Матери. 1926. Холст, масло. Частное собрание, Италия
Особенно жизнеутверждающей при всем ее драматизме была живопись Петрова-Водкина двадцатых годов. Выше шла речь о натюрмортах художника. Обратимся к жанровым композициям. Верный основному закону своего творчества — работе над несколькими постоянными темами, он и теперь создавал картины, легко складывающиеся в образно-тематические циклы: материнство, любовь. Но решает их теперь резко отлично от более ранних полотен на те же темы — менее величаво, но много теплее, интимнее. Разумеется, сыграл свою роль опыт отцовства, пережитый Петровым-Водкиным страстно и ярко. Но сказалась и общая переориентация творчества.

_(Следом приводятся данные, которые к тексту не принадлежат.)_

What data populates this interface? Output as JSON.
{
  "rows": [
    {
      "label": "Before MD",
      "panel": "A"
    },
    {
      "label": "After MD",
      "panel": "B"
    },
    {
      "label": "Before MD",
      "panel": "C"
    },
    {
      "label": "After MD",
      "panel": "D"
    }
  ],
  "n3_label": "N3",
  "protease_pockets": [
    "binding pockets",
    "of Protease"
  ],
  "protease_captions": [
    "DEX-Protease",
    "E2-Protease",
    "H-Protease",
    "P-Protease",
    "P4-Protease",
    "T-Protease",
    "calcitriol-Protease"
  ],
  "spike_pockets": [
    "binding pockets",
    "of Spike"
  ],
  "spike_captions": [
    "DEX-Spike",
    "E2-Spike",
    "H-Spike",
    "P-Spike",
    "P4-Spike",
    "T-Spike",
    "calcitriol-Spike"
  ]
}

Картины на тему материнства: «Материнство» (из собрания Фаворских), «Спящий ребенок» (Ашхабад), «Утро в детской» (собрание Барановой), «Матери» (1926, собрание Шейвиллер) и другие, написанные в 1924–1926 годах, отнюдь не напоминают рисунки того времени подробностями бытовых реалий. Они лаконичны, остро концептуальны по композиции, декоративно выверены в колорите. Эти произведения посвящены быту, но события, происходящие в них, как и в полотнах десятых годов, подчинены иному, не бытовому ритму и темпу. И хотя, в отличие от картин предыдущего десятилетия, смысл изображенного в них — сегодняшнее бытие, в этих полотнах сохраняется верность глубинной основе творчества мастера — символизации образов.
В середине двадцатых Петрову-Водкину удавалось трудно достижимое — сохраняя всю полноту живой достоверности, придать взятым из жизни персонажам и ситуациям чрезвычайную высоту духовности, причастности к общим мировым законам жизни. Широко популярны слова П. П. Гайдебурова об умении Петрова-Водкина «делать человека божественным» [189]. Таковы картины 1926 года «Матери» и «У самовара».
Материнство. 1925. Холст, масло. Частное собрание
Спящий ребенок. 1924. Холст, масло. Государственный музей изобразительных искусств Туркменистана, Ашхабад
В первой из них художник использовал уже применявшийся ранее прием двухпланового построения композиции: крупный передний план и ушедший в глубину в сильном ракурсе вид городской улицы с фигурками пешеходов. Палата в родильном доме, сияющая абсолютом голубизны, до которого доведен цвет одеяла, превращена в горний мир чистоты и святости, отделена блеском стекла от обыденной жизни внизу. Живописец использует здесь высочайшее мастерство владения композиционными и колористическими приемами, отработанными ранее в рисунках и натюрмортах.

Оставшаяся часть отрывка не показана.